Лишь один раз Казандзакис заставляет всех этих лицемерных хищников сбросить с себя лицемерные покровы добродетели. В подвале аги, в ожидании скорой смерти, они показывают свое истинное лицо и разоблачают друг друга. Но все тотчас же забывается, едва они переступают порог подвала и вновь оказываются на свободе.

Несколько сложнее рисуются образы Патриархеаса и турецкого аги. По своему общественному положению они принадлежат к господствующей группе людей, но вместе с тем не утратили гуманных чувств. Ага, например, пожалев голодных детей, которым все отказывают в куске хлеба, приказывает впустить их к себе во двор и хорошо накормить. Он искренне восхищается самоотверженностью Манольоса, готового пожертвовать собой ради спасения села. А Патриархеас, узнав в темнице об этом благородном поступке, чувствует угрызения совести. «Но если Манольос невиновен и сделал это ради спасения села?! Неужели мы покинем его?» — говорит он попу Григорису. Но тот грубо и лицемерно отвечает: «Господь милостив, он простит меня».

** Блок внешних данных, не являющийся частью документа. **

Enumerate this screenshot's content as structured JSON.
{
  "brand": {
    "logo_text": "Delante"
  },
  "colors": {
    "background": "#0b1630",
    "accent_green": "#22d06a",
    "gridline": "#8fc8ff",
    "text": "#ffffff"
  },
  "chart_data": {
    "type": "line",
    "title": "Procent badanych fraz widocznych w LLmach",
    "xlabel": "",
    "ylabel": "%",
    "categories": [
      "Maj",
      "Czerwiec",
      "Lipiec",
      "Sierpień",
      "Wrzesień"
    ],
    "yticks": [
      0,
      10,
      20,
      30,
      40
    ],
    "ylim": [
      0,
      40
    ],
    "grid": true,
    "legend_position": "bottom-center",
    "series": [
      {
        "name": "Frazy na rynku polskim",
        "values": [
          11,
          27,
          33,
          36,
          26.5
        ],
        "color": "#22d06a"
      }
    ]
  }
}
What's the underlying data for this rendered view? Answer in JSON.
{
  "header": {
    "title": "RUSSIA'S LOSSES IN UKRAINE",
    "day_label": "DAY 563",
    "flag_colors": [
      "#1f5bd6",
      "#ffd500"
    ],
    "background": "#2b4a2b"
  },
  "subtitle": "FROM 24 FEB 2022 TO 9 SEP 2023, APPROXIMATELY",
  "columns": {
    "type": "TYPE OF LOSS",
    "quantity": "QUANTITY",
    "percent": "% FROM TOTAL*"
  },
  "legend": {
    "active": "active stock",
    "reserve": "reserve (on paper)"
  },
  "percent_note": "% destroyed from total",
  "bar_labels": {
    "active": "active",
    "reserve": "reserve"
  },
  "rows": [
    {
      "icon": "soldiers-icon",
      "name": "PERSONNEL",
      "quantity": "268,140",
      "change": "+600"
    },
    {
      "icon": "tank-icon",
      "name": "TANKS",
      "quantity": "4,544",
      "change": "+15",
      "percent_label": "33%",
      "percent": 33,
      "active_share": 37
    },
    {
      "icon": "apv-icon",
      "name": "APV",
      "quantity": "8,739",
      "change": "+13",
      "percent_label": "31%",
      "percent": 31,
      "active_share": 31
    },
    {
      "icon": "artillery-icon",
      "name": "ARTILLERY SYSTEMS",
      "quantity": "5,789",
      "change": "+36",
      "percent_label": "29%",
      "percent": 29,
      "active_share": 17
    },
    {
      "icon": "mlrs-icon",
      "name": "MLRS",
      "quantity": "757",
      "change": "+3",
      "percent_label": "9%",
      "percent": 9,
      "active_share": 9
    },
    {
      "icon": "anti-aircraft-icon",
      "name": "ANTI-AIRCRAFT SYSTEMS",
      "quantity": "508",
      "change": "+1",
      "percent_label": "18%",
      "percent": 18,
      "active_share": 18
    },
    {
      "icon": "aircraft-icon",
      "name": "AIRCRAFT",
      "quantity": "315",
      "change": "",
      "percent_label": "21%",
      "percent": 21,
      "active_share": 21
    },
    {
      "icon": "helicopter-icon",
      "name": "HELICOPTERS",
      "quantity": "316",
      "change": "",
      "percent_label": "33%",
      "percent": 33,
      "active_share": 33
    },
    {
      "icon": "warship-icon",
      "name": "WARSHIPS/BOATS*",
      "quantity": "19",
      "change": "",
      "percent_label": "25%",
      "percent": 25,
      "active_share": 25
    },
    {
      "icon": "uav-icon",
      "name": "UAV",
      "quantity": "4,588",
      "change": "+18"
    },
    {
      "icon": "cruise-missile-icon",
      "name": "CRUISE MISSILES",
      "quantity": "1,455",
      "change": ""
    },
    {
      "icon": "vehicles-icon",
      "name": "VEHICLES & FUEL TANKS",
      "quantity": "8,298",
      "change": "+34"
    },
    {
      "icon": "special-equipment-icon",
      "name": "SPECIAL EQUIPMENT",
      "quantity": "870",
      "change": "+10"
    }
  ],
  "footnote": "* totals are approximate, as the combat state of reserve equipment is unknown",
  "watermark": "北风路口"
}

Роман Казандзакиса особенно ценен своей уничтожающей критикой основ буржуазного общества. Мощное оружие этой критики — тонкая и горькая ирония автора, переходящая то в острую сатиру — когда речь идет о персонажах отрицательных, то в безобидный юмор — когда дело касается образов, близких самому писателю.

Следует отметить, что Казандзакис полностью не свободен от некоторых «грехов», характерных для реалистов XX века, — от описаний натуралистического характера, от некоторой символики и мистики, но все это тонет в той огромной лавине реализма, которая буквально захлестывает читателя.

По тонкости и глубине психологического анализа, по меткости наблюдения и точности передачи виденного и пережитого, по яркости и типичности своих героев, наконец по живости и красочности бытовых картин Казандзакис-романист не имеет себе равных в современной греческой прозе. Поэтому его романы по праву займут свое место в одном ряду с произведениями других выдающихся европейских писателей.

Яннис Мочос
Христа распинают вновь i_002.png

ГЛАВА I

Сидит ликоврисийский[1] ага[2] на веранде, возвышающейся над сельской площадью, покуривает трубку и попивает раки[3]. Тихо моросит мелкий, теплый дождик; на обвислых усах аги, выкрашенных черной краской, поблескивают дождевые капли. Разгоряченный выпитой раки, ага время от времени слизывает их, чтобы освежиться.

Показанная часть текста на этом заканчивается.